Im Rahmen der Veranstaltungsreihe der Interkulturellen Woche 2022 im Salzlandkreis wurde am Mittwoch, 9. November 2022, mit der Gedenkveranstaltung „Gegen das Vergessen …“ am Holocaust-Mahnmal in der Nicolaistraße den Opfern der Gewaltherrschaft der Nationalsozialisten gedacht.
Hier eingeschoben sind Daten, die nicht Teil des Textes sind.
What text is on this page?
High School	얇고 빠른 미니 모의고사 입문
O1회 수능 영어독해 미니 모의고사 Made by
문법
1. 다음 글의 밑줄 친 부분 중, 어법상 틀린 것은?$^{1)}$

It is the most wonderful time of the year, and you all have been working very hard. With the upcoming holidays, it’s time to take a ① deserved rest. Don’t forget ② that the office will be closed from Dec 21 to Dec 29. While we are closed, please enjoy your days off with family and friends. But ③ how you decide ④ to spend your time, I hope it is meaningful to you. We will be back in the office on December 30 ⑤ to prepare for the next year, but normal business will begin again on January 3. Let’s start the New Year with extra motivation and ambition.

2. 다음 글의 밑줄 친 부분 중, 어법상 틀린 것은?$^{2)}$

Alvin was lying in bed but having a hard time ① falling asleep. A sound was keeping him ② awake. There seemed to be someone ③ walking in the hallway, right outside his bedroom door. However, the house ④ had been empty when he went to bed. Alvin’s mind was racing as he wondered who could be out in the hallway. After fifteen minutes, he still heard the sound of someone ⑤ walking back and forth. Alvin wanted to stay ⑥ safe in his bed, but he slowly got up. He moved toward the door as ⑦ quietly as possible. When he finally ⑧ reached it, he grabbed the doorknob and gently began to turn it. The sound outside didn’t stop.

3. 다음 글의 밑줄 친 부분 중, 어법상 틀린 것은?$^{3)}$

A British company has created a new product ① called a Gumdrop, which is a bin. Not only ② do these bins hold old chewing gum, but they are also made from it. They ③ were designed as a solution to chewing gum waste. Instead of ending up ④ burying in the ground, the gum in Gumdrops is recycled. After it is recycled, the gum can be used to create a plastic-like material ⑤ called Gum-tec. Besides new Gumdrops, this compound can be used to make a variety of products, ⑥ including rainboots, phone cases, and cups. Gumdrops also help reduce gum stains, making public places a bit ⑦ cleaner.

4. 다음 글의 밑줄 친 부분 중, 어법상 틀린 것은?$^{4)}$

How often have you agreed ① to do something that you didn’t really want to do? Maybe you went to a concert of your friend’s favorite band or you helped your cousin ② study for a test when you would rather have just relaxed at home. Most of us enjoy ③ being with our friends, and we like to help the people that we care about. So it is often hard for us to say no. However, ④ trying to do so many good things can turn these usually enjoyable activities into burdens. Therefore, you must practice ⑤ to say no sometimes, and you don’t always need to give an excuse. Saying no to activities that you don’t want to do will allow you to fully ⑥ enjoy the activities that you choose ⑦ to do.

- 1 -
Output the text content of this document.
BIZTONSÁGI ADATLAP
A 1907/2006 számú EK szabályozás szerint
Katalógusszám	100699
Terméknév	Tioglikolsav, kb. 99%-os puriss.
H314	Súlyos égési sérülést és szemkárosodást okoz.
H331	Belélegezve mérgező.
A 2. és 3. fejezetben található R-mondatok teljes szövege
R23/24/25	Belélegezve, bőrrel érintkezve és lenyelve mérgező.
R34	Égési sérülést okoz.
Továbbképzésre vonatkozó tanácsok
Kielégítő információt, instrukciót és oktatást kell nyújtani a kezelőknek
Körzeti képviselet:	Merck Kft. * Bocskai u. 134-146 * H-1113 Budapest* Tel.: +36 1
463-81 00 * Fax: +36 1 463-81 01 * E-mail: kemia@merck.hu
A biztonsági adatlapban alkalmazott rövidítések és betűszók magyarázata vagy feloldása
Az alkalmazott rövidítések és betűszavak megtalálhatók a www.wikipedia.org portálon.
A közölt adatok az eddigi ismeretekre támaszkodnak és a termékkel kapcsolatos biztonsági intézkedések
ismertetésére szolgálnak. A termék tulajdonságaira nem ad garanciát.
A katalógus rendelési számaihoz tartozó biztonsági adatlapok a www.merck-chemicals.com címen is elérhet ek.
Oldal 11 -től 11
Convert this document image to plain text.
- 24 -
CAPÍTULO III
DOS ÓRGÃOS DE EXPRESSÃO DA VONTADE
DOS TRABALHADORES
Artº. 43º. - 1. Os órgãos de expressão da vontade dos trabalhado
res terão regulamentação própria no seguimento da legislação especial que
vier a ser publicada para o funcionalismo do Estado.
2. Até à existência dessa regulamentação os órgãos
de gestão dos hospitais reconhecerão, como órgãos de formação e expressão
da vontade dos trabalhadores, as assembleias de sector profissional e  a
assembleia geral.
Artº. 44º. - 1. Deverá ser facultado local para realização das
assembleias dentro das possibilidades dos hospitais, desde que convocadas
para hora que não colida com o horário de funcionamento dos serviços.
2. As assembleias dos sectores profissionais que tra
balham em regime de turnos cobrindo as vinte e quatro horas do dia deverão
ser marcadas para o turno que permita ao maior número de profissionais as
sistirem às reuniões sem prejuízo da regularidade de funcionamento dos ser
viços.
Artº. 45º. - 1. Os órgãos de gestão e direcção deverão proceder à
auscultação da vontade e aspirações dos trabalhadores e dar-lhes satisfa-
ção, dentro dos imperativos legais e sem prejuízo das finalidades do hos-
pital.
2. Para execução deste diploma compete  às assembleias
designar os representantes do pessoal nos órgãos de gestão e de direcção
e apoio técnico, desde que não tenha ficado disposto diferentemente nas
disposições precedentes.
Am 9. November 1938 wurden die Synagoge in der heutigen Republikstraße demoliert und entweiht sowie zahlreiche jüdische Geschäfte und Wohnungen verwüstet. Menschen jüdischer Herkunft wurden in das Konzentrationslager Buchenwald deportiert. 43 Schönebecker Juden wurden bis zum Ende des Zweiten Weltkriegs ermordet.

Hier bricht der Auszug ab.